By Emelie Rutherford

The Senate plans to take up long-delayed war-funding legislation this week, after a senior House lawmaker pled yesterday with the chamber’s leader to approve the monies for the Pentagon.

All eyes are on the legislative calendar as the Defense Department awaits congressional action on the fiscal year 2010 war supplemental bill, which the White House requested in March, along with the FY ’11 defense budget bills.

The House is slated to leave for August recess at the end of next week, and the Senate is expected to remain in Washington through the first or second week of August.

House Armed Services Committee (HASC) Chairman Ike Skelton (D-Mo.) asked Senate Majority Leader Harry Reid (D-Nev.) yesterday to quickly pass the supplemental war-funding bill for FY ’10, which ends Sept. 30.

“In order to ensure that a supplemental appropriations bill can be forwarded to the president’s desk for his signature as quickly as possible, I urge that the bill be constructed so that it can obtain broad bi-partisan support in the United States Senate,” Skelton wrote to Reid. Skelton warned that a “critical hour is upon us” regarding the delayed funding.

In an unusual move, the Senate passed the supplemental first, on May 27, and then the House amended and passed the Senate supplemental on July 1. The bill will ping-pong between the chambers until they agree upon a final version to send President Barack Obama.

The legislation has been delayed as the Senate balked at non-defense items the House added, including funding to prevent teacher layoffs. Congressional Quarterly reported yesterday a House aide said House Democratic leaders agreed to pass a stripped-down supplemental with just funding for the wars in Afghanistan and Iraq.

Reid spokeswoman Regan Lachapelle said yesterday the Senate plans to debate the supplemental in the coming days.

“Senator Reid shares Chairman Skelton’s eagerness to get this bill to the president, and took swift action earlier to pass the bill before the House decided to broaden its scope,” Lachapelle said in a statement. “We plan to take up the bill again later this week, and continue to hope that, with the help of the House, we can get it done quickly.”

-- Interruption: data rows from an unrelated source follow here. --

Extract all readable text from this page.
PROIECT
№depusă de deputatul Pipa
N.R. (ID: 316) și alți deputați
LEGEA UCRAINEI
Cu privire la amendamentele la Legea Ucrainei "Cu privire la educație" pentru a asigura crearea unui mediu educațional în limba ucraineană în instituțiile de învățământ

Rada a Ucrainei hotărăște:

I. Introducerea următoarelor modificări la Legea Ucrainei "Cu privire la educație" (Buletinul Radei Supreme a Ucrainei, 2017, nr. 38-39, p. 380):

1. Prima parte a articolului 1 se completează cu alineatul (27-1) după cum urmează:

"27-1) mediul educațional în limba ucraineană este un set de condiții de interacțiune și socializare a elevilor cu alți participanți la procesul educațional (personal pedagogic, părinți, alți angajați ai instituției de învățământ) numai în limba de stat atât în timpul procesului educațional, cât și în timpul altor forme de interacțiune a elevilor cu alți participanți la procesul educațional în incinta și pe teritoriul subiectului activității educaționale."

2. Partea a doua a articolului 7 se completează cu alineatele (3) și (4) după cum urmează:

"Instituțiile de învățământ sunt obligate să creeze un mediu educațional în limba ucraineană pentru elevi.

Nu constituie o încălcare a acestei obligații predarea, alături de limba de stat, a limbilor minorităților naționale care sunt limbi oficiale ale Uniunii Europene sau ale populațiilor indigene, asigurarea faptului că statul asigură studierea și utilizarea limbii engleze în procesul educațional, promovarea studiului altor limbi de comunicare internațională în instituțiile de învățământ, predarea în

Defense Secretary Robert Gates has urged Congress for months to pass the war funding, and warning if it was not approved by the Fourth of July the Pentagon would dip into operations and maintenance money in the base budget to fund the wars.

Pentagon spokesman Geoff Morrell told reporters last week that the military services cannot dip into their base budgets to pay for war activities for very long.

“So absent more drastic action, we project that certain Army and Marine Corps accounts will run dry in August,” Morrell said July 14. “So we urgently need Congress to pass the supplemental before members leave town for the next break in August.”

The Pentagon’s budget team was developing an “emergency plan” in case Congress does not pass the supplemental by the August recess, Morrell said. Because the end of the FY ’10 is nearing, he said, “most of the (Defense) Department’s accounts are on their last legs already, so we are left with far fewer options in terms of cash flowing.”

Defense procurement funding in the current supplemental totals $4.9 billion, and is $512 more than Obama proposed on March 21. Additions include Navy, Army, and Coast Guard helicopters, as well as ballistic protection kits for Army helicopters and Army biometric identification tools (Defense Daily, July 13).

Meanwhile, on Capitol Hill, the timing of Senate action on the FY ’11 defense authorization bill remains unclear. A Senate aide said the chamber likely will not debate the policy-setting legislation this week, but could take it up before the August recess, which in the Senate is expected to begin the second or third week of August.

The House already passed its version of the authorization legislation. Neither chamber has taken up a FY ’11 budget-setting appropriations bill for the Pentagon.

The House Appropriations Defense subcommittee has delayed a markup of it bill from this Thursday until Tuesday of next week.

The full House Appropriations Committee is expected to cut the administration’s FY ’11 request for a $530.9 billion budget this Wednesday, when the committee is scheduled to set the so-called 302(b) allocations determining funding levels for the 12 subcommittees. The Senate Appropriations Committee voted last week to cut funding for the defense subcommittee’s bill by $8.1 billion, dropping the amount to $522.8 billion (Defense Daily, July 16).